The other day I was walking down 7th Avenue in Park Slope. I wasn't going anywhere special and I had the time to take a look at the poster attached to a lamppost.
I never knew this guys name, or more than a little slice of his story. He always sat on a milk crate in front of key Food. Well, not always he went somewhere else to sleep. But I can keep track. But, I know he was there for a long time. I think before my kids were born I remember him. Definitely since my kids were little. Yeah, he was definitely there when my kids were very little. Because I know he told my kids "Don't forget to read a book" before they were old enough to read a book. Sometimes I gave him a dollar, or sometimes I gave them fresh fruit. But not that many times.
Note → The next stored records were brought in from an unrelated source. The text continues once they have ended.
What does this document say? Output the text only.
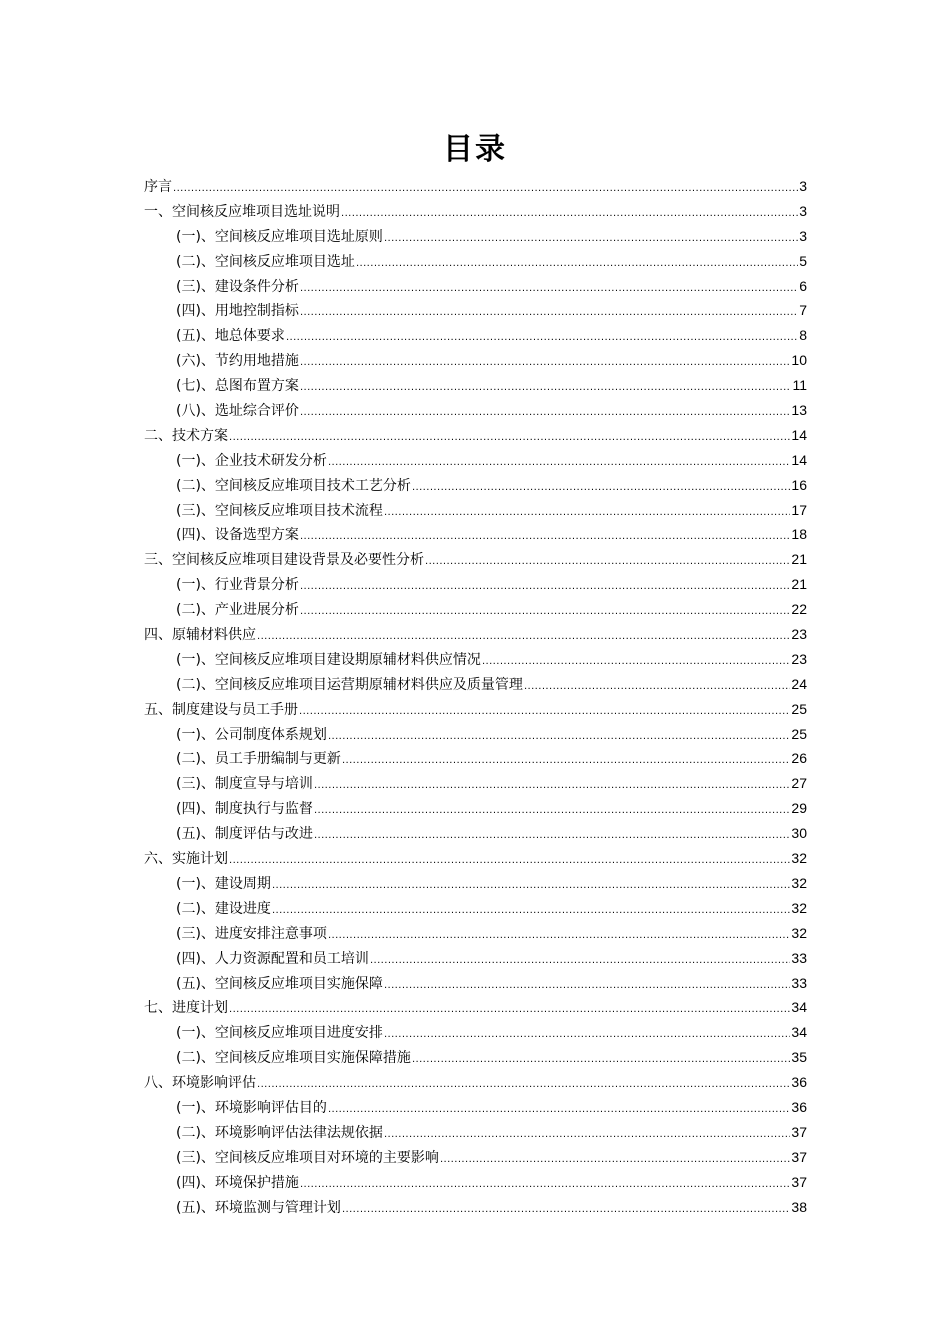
目录
序言 .....	3
一、空间核反应堆项目选址说明 .....	3
(一)、空间核反应堆项目选址原则 .....	3
(二)、空间核反应堆项目选址 .....	5
(三)、建设条件分析 .....	6
(四)、用地控制指标 .....	7
(五)、地总体要求 .....	8
(六)、节约用地措施 .....	10
(七)、总图布置方案 .....	11
(八)、选址综合评价 .....	13
二、技术方案 .....	14
(一)、企业技术研发分析 .....	14
(二)、空间核反应堆项目技术工艺分析 .....	16
(三)、空间核反应堆项目技术流程 .....	17
(四)、设备选型方案 .....	18
三、空间核反应堆项目建设背景及必要性分析 .....	21
(一)、行业背景分析 .....	21
(二)、产业进展分析 .....	22
四、原辅材料供应 .....	23
(一)、空间核反应堆项目建设期原辅材料供应情况 .....	23
(二)、空间核反应堆项目运营期原辅材料供应及质量管理 .....	24
五、制度建设与员工手册 .....	25
(一)、公司制度体系规划 .....	25
(二)、员工手册编制与更新 .....	26
(三)、制度宣导与培训 .....	27
(四)、制度执行与监督 .....	29
(五)、制度评估与改进 .....	30
六、实施计划 .....	32
(一)、建设周期 .....	32
(二)、建设进度 .....	32
(三)、进度安排注意事项 .....	32
(四)、人力资源配置和员工培训 .....	33
(五)、空间核反应堆项目实施保障 .....	33
七、进度计划 .....	34
(一)、空间核反应堆项目进度安排 .....	34
(二)、空间核反应堆项目实施保障措施 .....	35
八、环境影响评估 .....	36
(一)、环境影响评估目的 .....	36
(二)、环境影响评估法律法规依据 .....	37
(三)、空间核反应堆项目对环境的主要影响 .....	37
(四)、环境保护措施 .....	37
(五)、环境监测与管理计划 .....	38
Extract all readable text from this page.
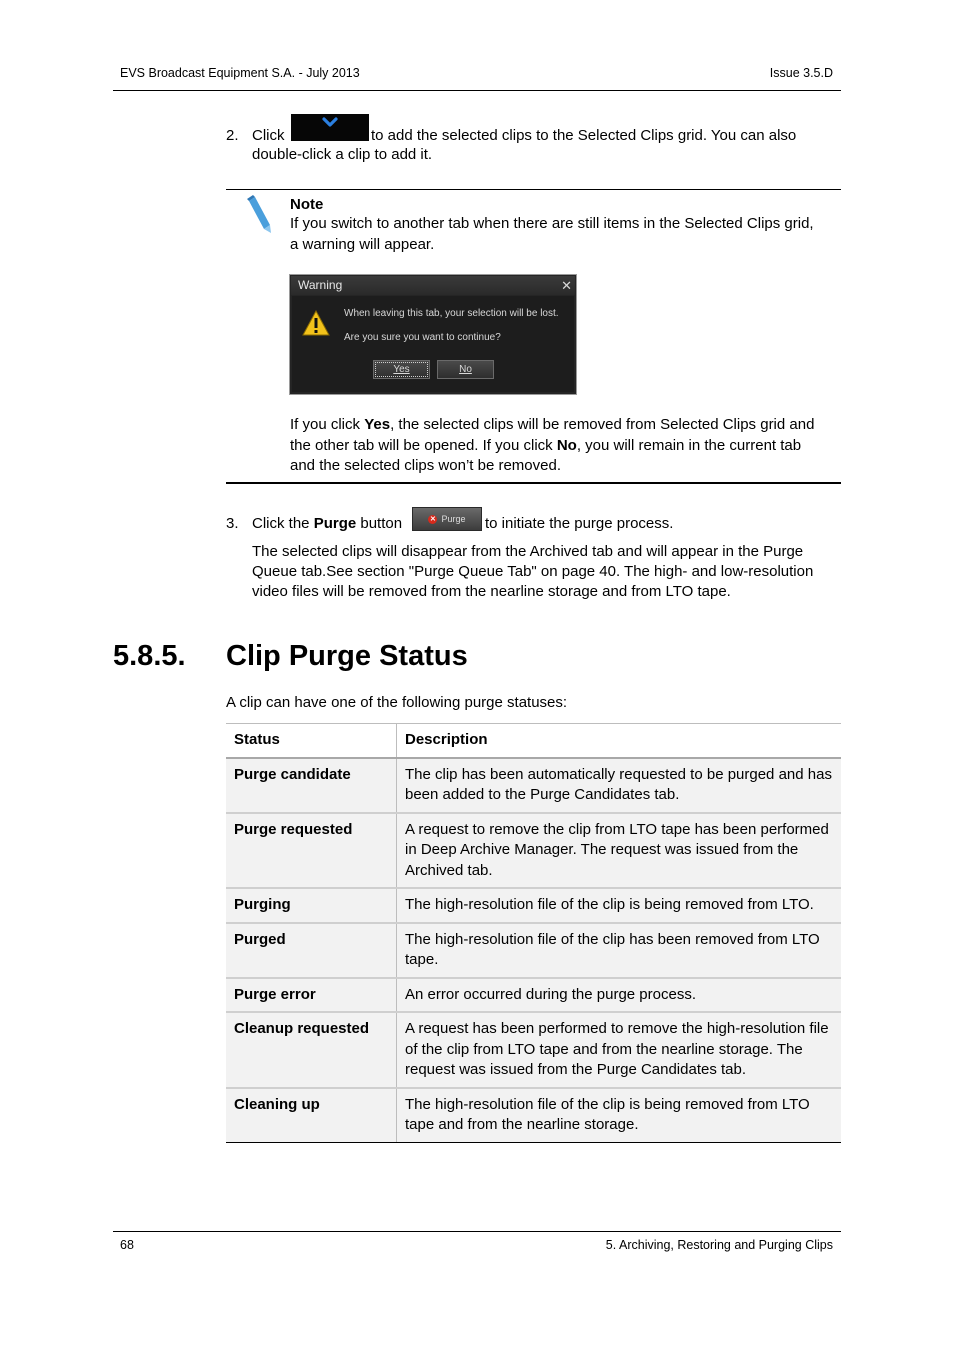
EVS Broadcast Equipment S.A. - July 2013	Issue 3.5.D
2. Click	to add the selected clips to the Selected Clips grid. You can also
double-click a clip to add it.
Note
If you switch to another tab when there are still items in the Selected Clips grid,
a warning will appear.
Warning	✕
When leaving this tab, your selection will be lost.
Are you sure you want to continue?
Yes	No
If you click Yes, the selected clips will be removed from Selected Clips grid and
the other tab will be opened. If you click No, you will remain in the current tab
and the selected clips won’t be removed.
3. Click the Purge button	✕ Purge to initiate the purge process.
The selected clips will disappear from the Archived tab and will appear in the Purge
Queue tab.See section "Purge Queue Tab" on page 40. The high- and low-resolution
video files will be removed from the nearline storage and from LTO tape.
5.8.5. Clip Purge Status
A clip can have one of the following purge statuses:
Status	Description
Purge candidate	The clip has been automatically requested to be purged and has been added to the Purge Candidates tab.
Purge requested	A request to remove the clip from LTO tape has been performed in Deep Archive Manager. The request was issued from the Archived tab.
Purging	The high-resolution file of the clip is being removed from LTO.
Purged	The high-resolution file of the clip has been removed from LTO tape.
Purge error	An error occurred during the purge process.
Cleanup requested	A request has been performed to remove the high-resolution file of the clip from LTO tape and from the nearline storage. The request was issued from the Purge Candidates tab.
Cleaning up	The high-resolution file of the clip is being removed from LTO tape and from the nearline storage.
68	5. Archiving, Restoring and Purging Clips
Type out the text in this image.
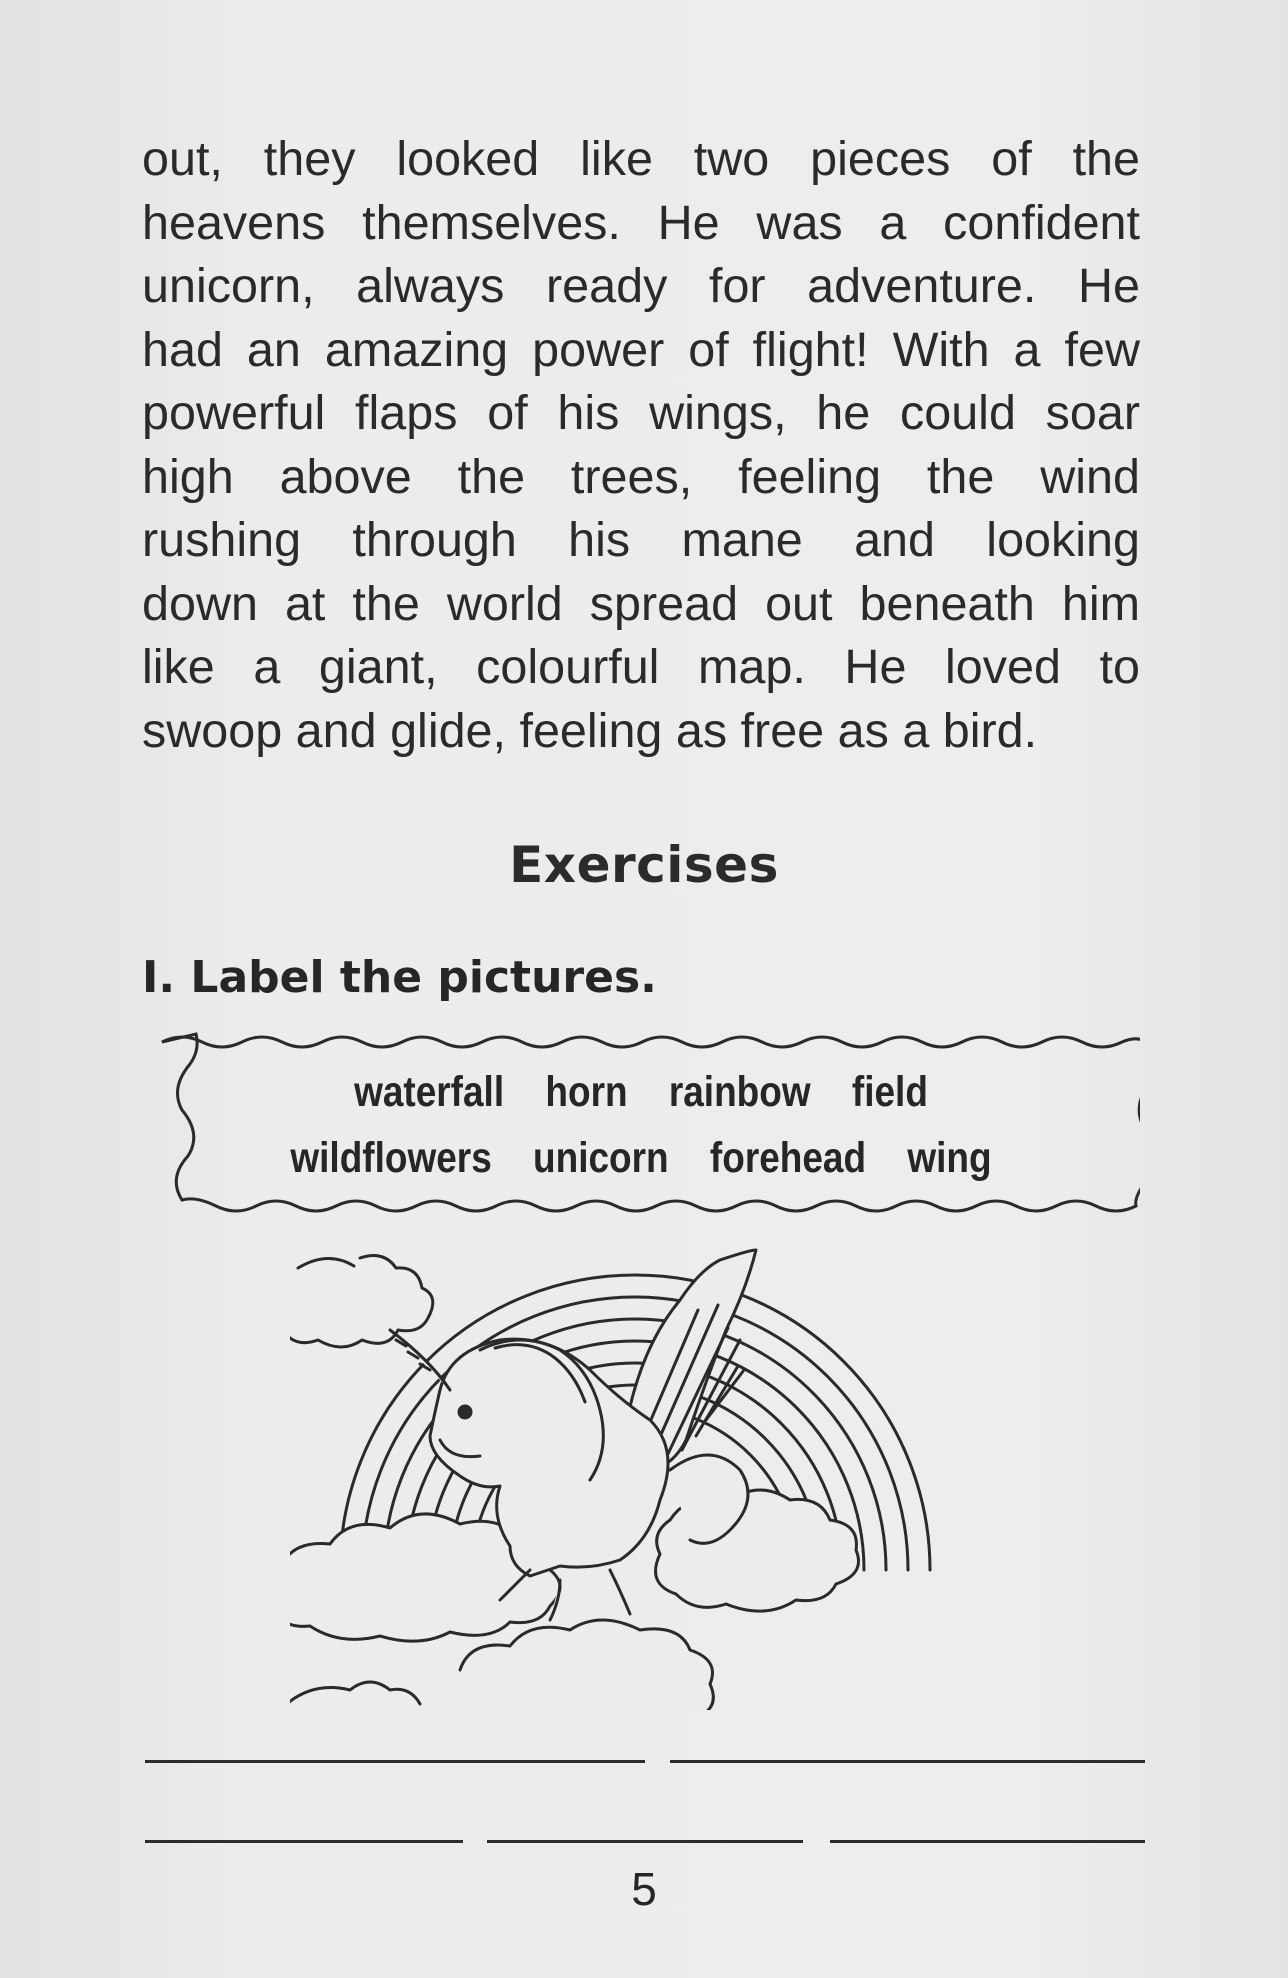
out, they looked like two pieces of the
heavens themselves. He was a confident
unicorn, always ready for adventure. He
had an amazing power of flight! With a few
powerful flaps of his wings, he could soar
high above the trees, feeling the wind
rushing through his mane and looking
down at the world spread out beneath him
like a giant, colourful map. He loved to
swoop and glide, feeling as free as a bird.
Exercises
I. Label the pictures.
waterfall horn rainbow field
wildflowers unicorn forehead wing
5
I never knew his name was Derrick McGlashen till I saw that he had died.
Derek noticed that I had been missing from the neighborhood for a while when I returned from the hospital. He showed his shock at seeing me in a wheelchair and asked if I had been an accident. I told him no, I had some weird illness that literally knocked me off my feet but I was gonna get better slowly. He never held back his joy in seeing the leave the wheelchair and start getting around the neighborhood on crutches and then a cane. He was really happy to see me walking around the neighborhood. I even showed off a little running for him. He made me feel good about my recovery and didn't ask for or expect anything in return.
So this past Saturday I participated in ultramarathon. It was a six hour race that started in the evening and ended at 11 PM. Trophies were given to anyone who finished greater than the marathon distance. The first time I did it I got to 27 1/2 miles. That was a couple years before my immune system malfunctioned. I did this race last year and got to 13 miles. When I started the race the director gave me a trophy for last year's effort. I humbly accepted it because I knew that it took me as much work to cover 13 miles as it did the people who did more than 40 in the same amount of time. Before this race started there was a little award ceremony because people were being inducted into the Broadway Ultra Society's Hall of Fame. Some of the former inductees were there. There were people who ran marathons in every state for five times. There were people who ran across the country. I assume Phil was already in the Hall of Fame because he holds the world record in the 48 hour race. But Saturday he got inducted.
I was just thinking how excited I was that some of these amazing athletes know what I've gone through in the past few years. They told me they were inspired by my recovery. I don't know what I'm trying to get at. I really don't. But I just think it's really cool and I feel good that I've inspired the homeless the Vietnam veteran as well as the world-class athletes.
So I'm trying to figure out why I'm writing this at all. I'm just thinking this is gonna be one of those rambling blog posts that I hope no one really reads. But I'm trying to bring it together. Is it that is no difference between homeless people and world-class athletes? In some ways, yes. Is it also that I'm kind of addicted to positive feedback. That's for sure! I guess it makes people happy to see me improve, I'll keep improving to make people happy.